Gasoline Rainbow movie review (2024)

“Gasoline Rainbow” is a road film in its truest form. The best understanding we get of “home” are glimpses of high school IDs and peeks into childhood bedrooms as the teens prepare to leave them behind. Everything else is the open road. From abandoned towns to turbine fields and quick familial drop-ins amidst train hopping, “Gasoline Rainbow” poignantly conflates the experience of youth with the physicality of their vagabond endeavor.

We slowly learn a bit about each of the film’s characters, from alcoholic parents to immigration-based persecutions and feelings of racial isolation. Many individualized anxieties and hopes are spoken via voiceover on top of images of stunning landscapes. And while we may recognize who is speaking, the disembodiment of these deliveries lands us in the face of youth culture rather than sole feelings – the stories aren’t meant to be Nichole’s or Tony’s, but microcosms of what they’re all going through. 

These moments, as moving as they are, remain essential without being the film’s true color. They’re pieces of a puzzle in the broader portrait of Gen-Z youth.

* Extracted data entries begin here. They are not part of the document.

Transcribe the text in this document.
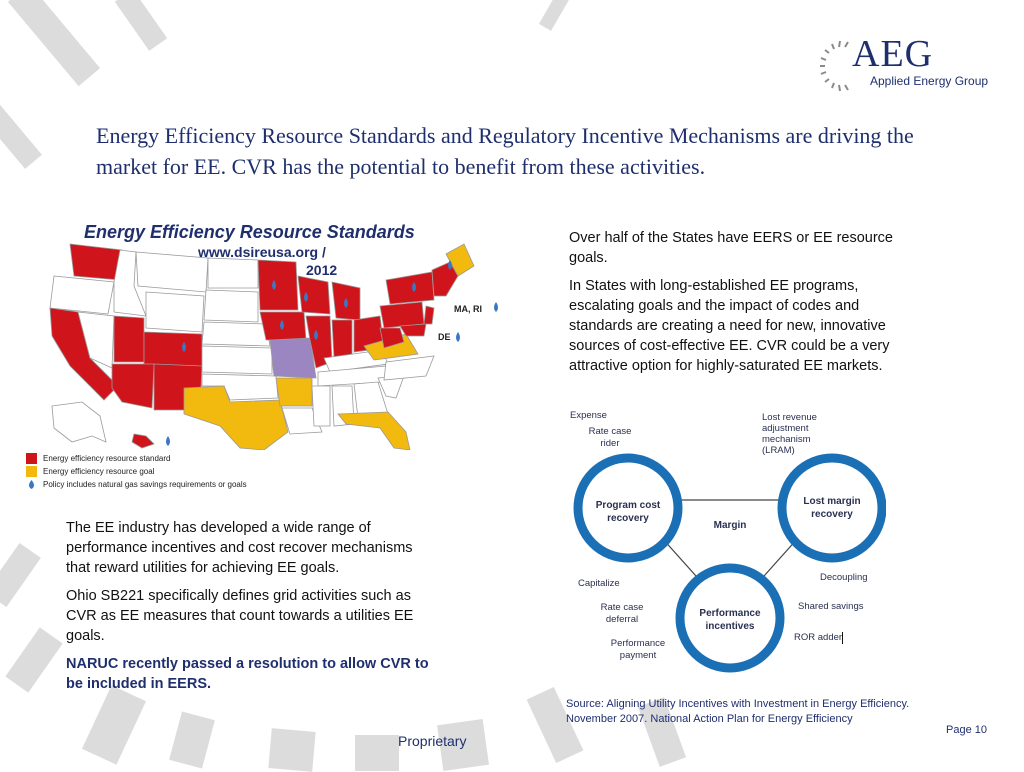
AEG
Applied Energy Group
Energy Efficiency Resource Standards and Regulatory Incentive Mechanisms are driving the market for EE. CVR has the potential to benefit from these activities.
MA, RI
DE
Energy Efficiency Resource Standards
www.dsireusa.org /
2012
Energy efficiency resource standard
Energy efficiency resource goal
Policy includes natural gas savings requirements or goals

Over half of the States have EERS or EE resource goals.

In States with long-established EE programs, escalating goals and the impact of codes and standards are creating a need for new, innovative sources of cost-effective EE. CVR could be a very attractive option for highly-saturated EE markets.

The EE industry has developed a wide range of performance incentives and cost recover mechanisms that reward utilities for achieving EE goals.

Ohio SB221 specifically defines grid activities such as CVR as EE measures that count towards a utilities EE goals.

NARUC recently passed a resolution to allow CVR to be included in EERS.

Program cost recovery
Lost margin recovery
Performance incentives
Margin
Expense
Rate case rider
Lost revenue adjustment mechanism (LRAM)
Capitalize
Rate case deferral
Performance payment
Decoupling
Shared savings
ROR adder
Source: Aligning Utility Incentives with Investment in Energy Efficiency.
November 2007. National Action Plan for Energy Efficiency
Page 10
Proprietary
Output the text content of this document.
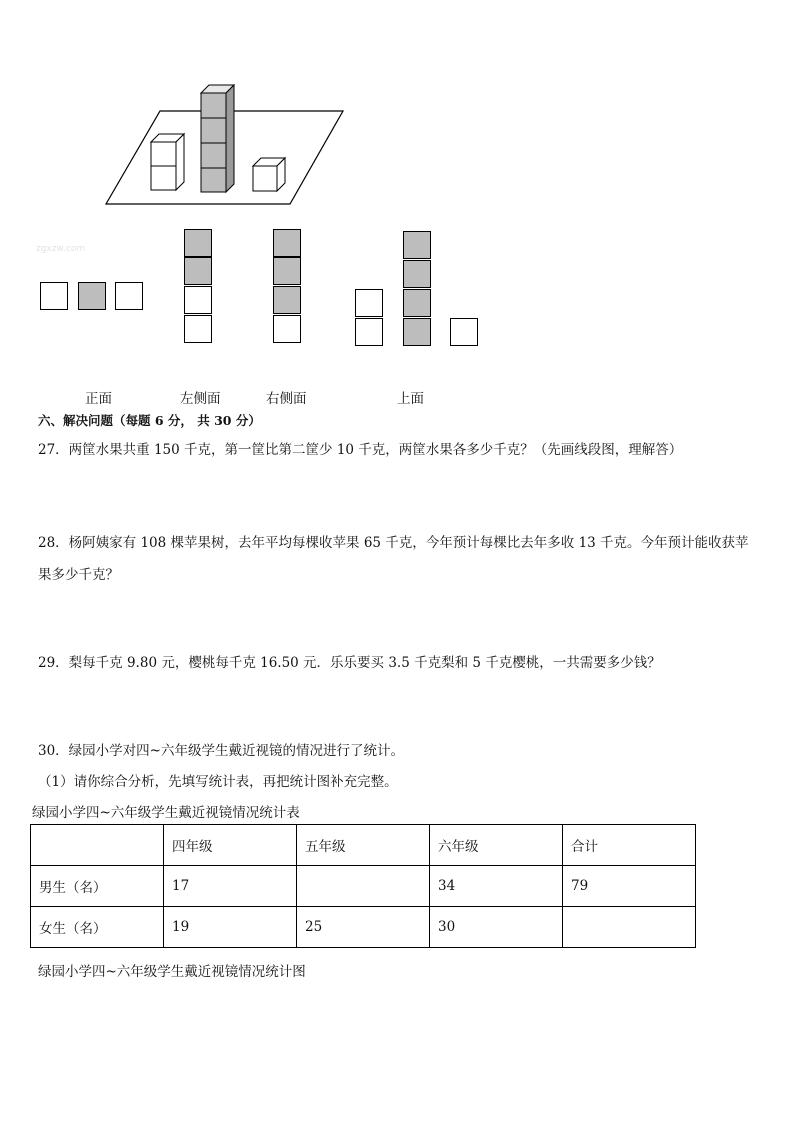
zgxzw.com
正面	左侧面	右侧面	上面
六、解决问题（每题 6 分， 共 30 分）
27．两筐水果共重 150 千克，第一筐比第二筐少 10 千克，两筐水果各多少千克？（先画线段图，理解答）
28．杨阿姨家有 108 棵苹果树，去年平均每棵收苹果 65 千克，今年预计每棵比去年多收 13 千克。今年预计能收获苹
果多少千克？
29．梨每千克 9.80 元，樱桃每千克 16.50 元．乐乐要买 3.5 千克梨和 5 千克樱桃，一共需要多少钱？
30．绿园小学对四~六年级学生戴近视镜的情况进行了统计。
（1）请你综合分析，先填写统计表，再把统计图补充完整。
绿园小学四~六年级学生戴近视镜情况统计表
	四年级	五年级	六年级	合计
男生（名）	17		34	79
女生（名）	19	25	30	
绿园小学四~六年级学生戴近视镜情况统计图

What is most impactful are the innocuous moments, conversations and nonverbal connections between the quintet and those they encounter. Their effortless emotional awareness colliding with their sometimes-indignant immaturity is constantly charming. Though you’re unlikely to recall every detail of dialogue, it’s the swarming feeling of familiarity, nostalgia, and spirit that stays with you. 

The Ross brothers’ direction is romantic and, as expected, picturesque. Shots look like postcards you’d send on the road, and a few freeze frames drive this home. A consequential tribute to the landscape of the American West, the film’s framing and plot habitually home in on elements of scale: the kids walking a road lined by wind turbines, running out into seemingly endless expanses of desert, a partying beside the skeleton of a long-abandoned beached ship. They’re fractional in every environment, except within the van, actively driving, where the only thing that exists is them and opportunity. The minuteness of their forms, and of course, lives is always center stage, making their boastful displays of personality and wisdom all the more affecting.